Numerical Stability and Log Tricks of the Softmax Function

Problem Description:
In practical computation of the Softmax function, directly using the original formula may encounter numerical stability issues, especially when input values are very large or very small. We need to understand the source of numerical instability and master the log tricks to improve computational stability.

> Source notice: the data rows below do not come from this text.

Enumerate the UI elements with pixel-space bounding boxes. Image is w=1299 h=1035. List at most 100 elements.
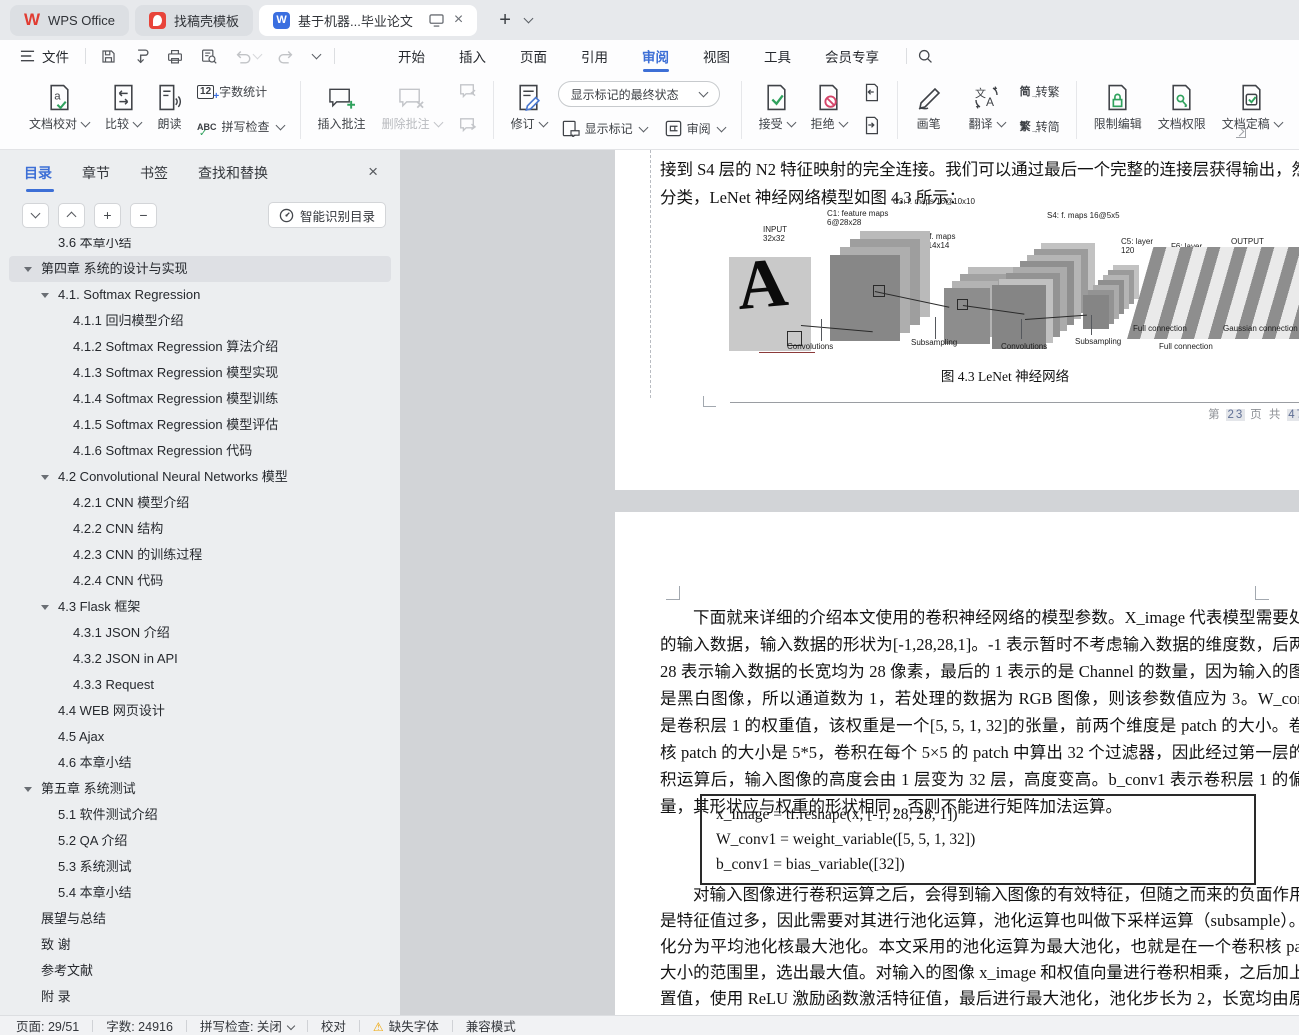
zoom-out-toc-button[interactable]: −: [130, 202, 157, 228]
next-comment-button[interactable]: [453, 115, 481, 137]
toc-item[interactable]: 4.1.3 Softmax Regression 模型实现: [0, 360, 400, 386]
undo-chevron-icon[interactable]: [252, 49, 263, 60]
restrict-editing-button[interactable]: 限制编辑: [1087, 79, 1149, 134]
toc-item[interactable]: 4.2.2 CNN 结构: [0, 516, 400, 542]
qat-customize-chevron-icon[interactable]: [311, 49, 322, 60]
to-traditional-button[interactable]: 简 转繁: [1016, 81, 1064, 102]
triangle-expand-icon[interactable]: [41, 293, 49, 298]
doc-finalize-button[interactable]: 文档定稿: [1215, 79, 1289, 134]
proofing-indicator[interactable]: 校对: [321, 1016, 346, 1035]
next-change-button[interactable]: [858, 114, 885, 137]
missing-font-indicator[interactable]: ⚠ 缺失字体: [373, 1016, 439, 1035]
chevron-down-icon[interactable]: [838, 117, 849, 127]
toc-item[interactable]: 4.3.1 JSON 介绍: [0, 620, 400, 646]
translate-button[interactable]: 文A 翻译: [962, 79, 1012, 134]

Analysis of Numerical Instability:

Original Softmax formula: For class j, its probability is P_j = e^{z_j} / Σ_k e^{z_k}
When some z_k is very large (e.g., 1000), e^{z_k} may exceed the representation range of computer floating-point numbers (overflow), resulting in inf
When all z_k are large negative numbers, e^{z_k} may underflow to 0, causing a division-by-zero error (denominator becomes 0)
Even without overflow, division of large numbers can lead to significant numerical errors

Principles of Stability Tricks:

Core idea: The Softmax function has translation invariance, meaning adding or subtracting the same constant from all inputs leaves the output unchanged
Mathematical proof: P_j = e^{z_j}/Σ_k e^{z_k} = e^{z_j-c}/Σ_k e^{z_k-c}, where c is an arbitrary constant
By choosing an appropriate c, we can keep the inputs to the exponential function within a safe numerical range

Specific Implementation Methods:

The most common strategy is to set c = max(z_i), i.e., subtract the maximum value from the input vector
Calculation steps:
a. Find the maximum value in the input vector z: m = max(z_1, z_2, ..., z_K)
b. Shift each element: z'_i = z_i - m
c. Compute the stabilized Softmax: P_j = e^{z'_j} / Σ_k e^{z'_k}
This ensures all inputs to the exponential function are ≤0, with the maximum value of e^{z'_i} being e^0=1, avoiding overflow

Log-Softmax Trick:

When training neural networks, it is often necessary to compute log(Softmax) to avoid numerical underflow
Stable formula for directly computing log(Softmax):
log(P_j) = z_j - m - log(Σ_k e^{z_k - m})
This formula performs exponentiation first, then summation, and finally takes the logarithm, which is more stable than computing Softmax separately and then taking the logarithm

Practical Application Considerations:

In deep learning frameworks, such as PyTorch's nn.LogSoftmax(), the stable version is directly implemented
When both Softmax and log Softmax need to be computed, log Softmax should be calculated first, and then Softmax can be obtained via exponentiation
This trick is also applicable to the calculation of cross-entropy loss and can be combined into a single step for improved efficiency

Through this numerical stability treatment, the Softmax function can be safely computed across various input ranges while maintaining mathematical equivalence.